Inseguridad alimentaria en Líbano: cifras clave de la crisis
Cerca de 1,24 millones de personas, casi una cuarta parte de la población libanesa, se encuentran en alta inseguridad alimentaria, según el último informe del Programa Mundial de Alimentos (PMA). Al mismo tiempo, más de 120 000 personas están alojadas en 626 refugios públicos y dependen de la ayuda humanitaria para sobrevivir.
Los alimentos siguen estando disponibles a nivel nacional, pero los precios han subido tanto que la mayoría de los hogares vulnerables ya no pueden comprarlos. La combinación de precios elevados y la caída de los ingresos ha convertido la disponibilidad en una ilusión para gran parte de la ciudadanía.
Causas y dinámica de la escasez de alimentos
El aumento de los costes de transporte, provocado por la destrucción de carreteras y la interrupción de rutas logísticas en el sur, encarece los productos básicos. Además, la inflación galopante ha erosionado el poder adquisitivo de los salarios, que se han desplomado desde la crisis económica de 2019.
En las zonas más afectadas, como Bint Jbeil, Marjayun, Nabatiye y Tiro, entre el 55 % y el 65 % de la población sufre inseguridad alimentaria, y un 10 % se encuentra en la fase de emergencia (Fase 4 del CIF). La pérdida de tierras agrícolas —más de 56 000 hectáreas destruidas— impide que los agricultores locales produzcan alimentos, obligando a la población a depender de importaciones cada vez más caras.

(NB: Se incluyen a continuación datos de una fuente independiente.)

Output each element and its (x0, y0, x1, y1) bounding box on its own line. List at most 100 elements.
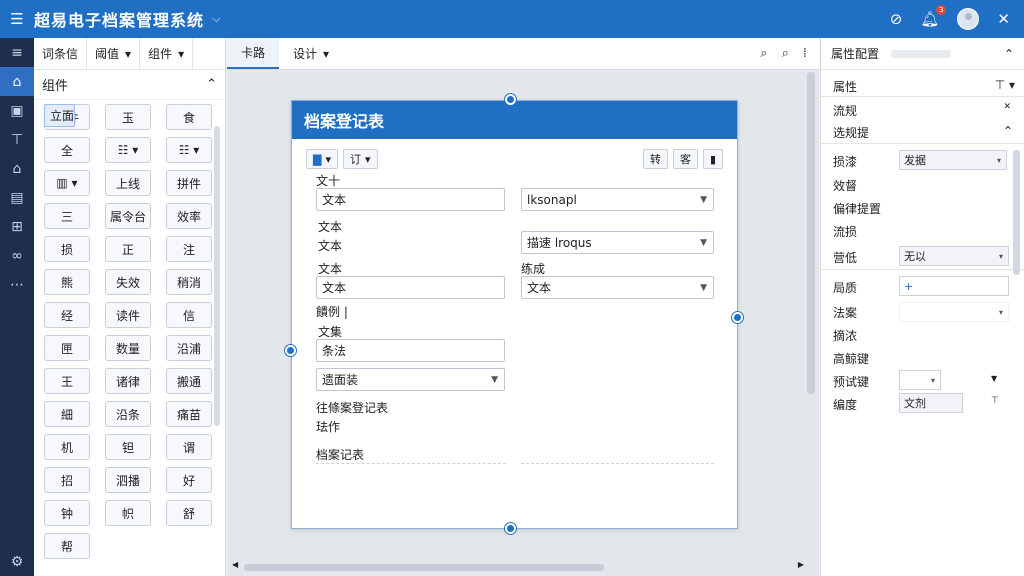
property-select-small[interactable]: ▾ (899, 370, 941, 390)
zoom-icon[interactable]: ⌕ (782, 46, 789, 61)
more-icon[interactable]: ⋯ (0, 270, 34, 299)
select-4[interactable]: 遗面装 ▼ (316, 368, 505, 391)
component-tile-table[interactable]: ☷ ▾ (166, 137, 212, 163)
archive-icon[interactable]: ▤ (0, 183, 34, 212)
property-select[interactable]: 发据 ▾ (899, 150, 1007, 170)
component-tile[interactable]: 玉 (105, 104, 151, 130)
component-tile[interactable]: 匣 (44, 335, 90, 361)
component-tile[interactable]: 搬通 (166, 368, 212, 394)
tab-design[interactable]: 设计 ▾ (279, 38, 343, 69)
property-add-input[interactable]: + (899, 276, 1009, 296)
component-tile[interactable]: 食 (166, 104, 212, 130)
toolbar-tab-2[interactable]: 阈值 ▾ (87, 38, 141, 69)
chevron-down-icon[interactable]: ▼ (991, 374, 997, 383)
notification-bell-icon[interactable]: 🔔︎ 3 (920, 5, 947, 28)
chevron-up-icon[interactable]: ⌃ (1004, 47, 1014, 61)
layout-button[interactable]: 订 ▾ (343, 149, 378, 169)
pin-icon[interactable]: ⊤ ▾ (995, 78, 1015, 92)
close-icon[interactable]: ✕ (1003, 102, 1011, 112)
component-tile[interactable]: 数量 (105, 335, 151, 361)
component-tile[interactable]: 注 (166, 236, 212, 262)
text-input-1[interactable]: 文本 (316, 188, 505, 211)
component-tile[interactable]: 正 (105, 236, 151, 262)
components-section-header[interactable]: 组件 ⌃ (34, 70, 225, 100)
component-tile[interactable]: 好 (166, 467, 212, 493)
component-tile[interactable]: 泗播 (105, 467, 151, 493)
component-tile[interactable]: 损 (44, 236, 90, 262)
document-icon[interactable]: ▣ (0, 96, 34, 125)
text-input-3[interactable]: 文本 (316, 276, 505, 299)
style-section-header[interactable]: 选规提 ⌃ (833, 124, 1015, 141)
component-tile[interactable]: 拼件 (166, 170, 212, 196)
resize-handle-right[interactable] (732, 312, 743, 323)
component-tile[interactable]: 机 (44, 434, 90, 460)
component-tile[interactable]: 钽 (105, 434, 151, 460)
component-tile[interactable]: 沿条 (105, 401, 151, 427)
component-tile[interactable]: 钟 (44, 500, 90, 526)
component-tile[interactable]: 上线 (105, 170, 151, 196)
search-icon[interactable]: ⌕ (760, 46, 767, 61)
property-select[interactable]: 无以 ▾ (899, 246, 1009, 266)
properties-section-header[interactable]: 属性 ⊤ ▾ (833, 78, 1015, 95)
list-menu-icon[interactable]: ☰ (0, 10, 34, 28)
scroll-left-icon[interactable]: ◀ (232, 560, 238, 569)
component-tile[interactable]: 帮 (44, 533, 90, 559)
resize-handle-bottom[interactable] (505, 523, 516, 534)
component-tile[interactable]: 全 (44, 137, 90, 163)
client-button[interactable]: 客 (672, 149, 698, 169)
select-3[interactable]: 文本 ▼ (521, 276, 714, 299)
component-tile[interactable]: 失效 (105, 269, 151, 295)
toolbar-tab-3[interactable]: 组件 ▾ (140, 38, 194, 69)
archive-form[interactable]: 档案登记表 ▇ ▾ 订 ▾ 转 客 ▮ 文十 文本 lksonapl ▼ 文本 文本 … (291, 100, 738, 529)
component-tile[interactable]: 沿浦 (166, 335, 212, 361)
wifi-off-icon[interactable]: ⊘ (890, 10, 903, 28)
component-tile[interactable]: 效率 (166, 203, 212, 229)
folder-button[interactable]: ▇ ▾ (306, 149, 338, 169)
component-tile[interactable]: 痛苗 (166, 401, 212, 427)
close-icon[interactable]: ✕ (997, 10, 1010, 28)
resize-handle-left[interactable] (285, 345, 296, 356)
grid-icon[interactable]: ⊞ (0, 212, 34, 241)
title-dropdown-icon[interactable]: ⌵ (212, 12, 220, 26)
component-tile[interactable]: 舒 (166, 500, 212, 526)
canvas-horizontal-scrollbar[interactable]: ◀ ▶ (232, 560, 804, 572)
component-tile[interactable]: 属令台 (105, 203, 151, 229)
more-vertical-icon[interactable]: ⁞ (803, 46, 807, 61)
property-scrollbar[interactable] (1013, 150, 1020, 275)
component-tile[interactable]: 招 (44, 467, 90, 493)
scroll-right-icon[interactable]: ▶ (798, 560, 804, 569)
resize-handle-top[interactable] (505, 94, 516, 105)
component-tile[interactable]: 王 (44, 368, 90, 394)
component-tile[interactable]: 信 (166, 302, 212, 328)
link-icon[interactable]: ∞ (0, 241, 34, 270)
component-tile[interactable]: 稍消 (166, 269, 212, 295)
component-tile[interactable]: 谓 (166, 434, 212, 460)
component-tile[interactable]: 細 (44, 401, 90, 427)
component-tile[interactable]: 诸律 (105, 368, 151, 394)
tree-icon[interactable]: ⊤ (0, 125, 34, 154)
panel-scrollbar[interactable] (214, 126, 220, 426)
component-tile[interactable]: 三 (44, 203, 90, 229)
settings-gear-icon[interactable]: ⚙ (0, 554, 34, 570)
select-1[interactable]: lksonapl ▼ (521, 188, 714, 211)
home-icon[interactable]: ⌂ (0, 67, 34, 96)
component-tile[interactable]: 立面 (44, 104, 76, 127)
component-tile[interactable]: 熊 (44, 269, 90, 295)
toolbar-tab-1[interactable]: 词条信 (34, 38, 88, 69)
delete-button[interactable]: ▮ (702, 149, 723, 169)
tab-preview[interactable]: 卡路 (227, 38, 280, 69)
select-2[interactable]: 描速 lroqus ▼ (521, 231, 714, 254)
user-avatar[interactable] (957, 8, 980, 30)
component-tile-table[interactable]: ▥ ▾ (44, 170, 90, 196)
convert-button[interactable]: 转 (642, 149, 668, 169)
component-tile[interactable]: 读件 (105, 302, 151, 328)
canvas-vertical-scrollbar[interactable] (807, 72, 815, 394)
property-value-box[interactable]: 文剂 (899, 393, 963, 413)
property-select[interactable]: ▾ (899, 302, 1009, 322)
component-tile[interactable]: 帜 (105, 500, 151, 526)
component-tile-table[interactable]: ☷ ▾ (105, 137, 151, 163)
text-input-4[interactable]: 条法 (316, 339, 505, 362)
component-tile[interactable]: 经 (44, 302, 90, 328)
pin-icon[interactable]: ⊤ (991, 396, 999, 406)
building-icon[interactable]: ⌂ (0, 154, 34, 183)
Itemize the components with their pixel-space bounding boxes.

Contexto geopolítico del sur del Líbano
El sur del país está bajo bombardeos continuos de Israel, que ha destruido infraestructuras críticas como puentes, carreteras y redes eléctricas. Estas acciones bloquean los convoyes humanitarios y dificultan el acceso de los equipos de ayuda a las comunidades más necesitadas.
La ocupación del 5 % del territorio fronterizo por fuerzas israelíes impide que los agricultores libaneses y sirios accedan a sus campos durante la temporada de siembra y cosecha. La FAO advierte que el 78 % de los agricultores de la zona no pueden trabajar de forma segura, lo que agrava la escasez de alimentos y alimenta la tensión entre las comunidades locales y los grupos armados que operan en la frontera.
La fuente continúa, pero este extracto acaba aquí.